First the researchers heated glass and plastic powder from old computer monitor screens and shells to 1,500 degrees C, generating silicon carbide wires 10 to 50 nanometers (billionths of a meter) in diameter. They next combined these ceramic nanowires with copper recovered from ground-up circuit boards, placed the mix on a steel surface, and then heated it up to 1,000 degrees C. This melted the copper to form a thin film 1 micron thick atop the steel. (The scientists noted this width could get adjusted to range from a few nanometers to a few hundred microns.)
This structural bonding of different elements creates new properties that are superior to the parent materials. "Say, for example, the metal structure has a good toughness but a poor hardness. In contrast, a ceramic has a high hardness but it's very brittle," Sahajwalla says. "Combining these two structures together successfully by the judicious choice of temperature after understanding the the raw material can create a completely new hybrid material that has a ceramic-like hardness and metal-like toughness. And surprisingly, all this could be done from waste sources, which can prevent these resources going to a landfill."

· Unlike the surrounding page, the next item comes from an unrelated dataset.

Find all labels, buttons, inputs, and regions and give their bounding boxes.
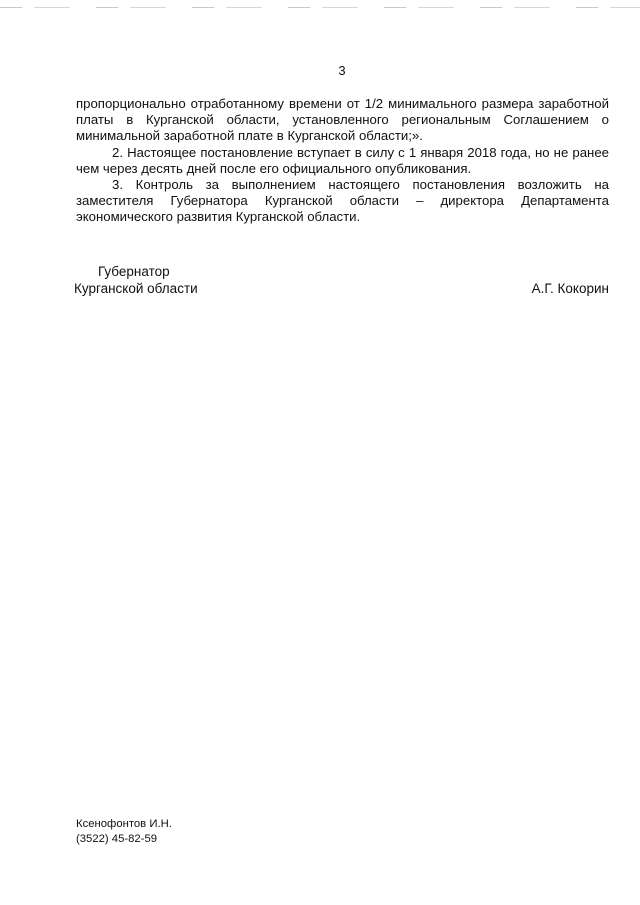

The scientists found the micron-thick hybrid layer increased the surface hardness of the steel by about 125%. In addition, microscope images revealed that when this hybrid layer was struck with a nano-sized indenter, it remained firmly bonded to the steel without cracking or chipping.
"For a long time, we have relied on mining to provide the raw materials we need, and we’ve thrown much of our waste into landfill," Sahajwalla says. "In the future, we may be mining those same landfill sites for our resources."
Sahajwalla and her colleague Rumana Hossain detailed their findings online July 13 in the journal ACS Omega.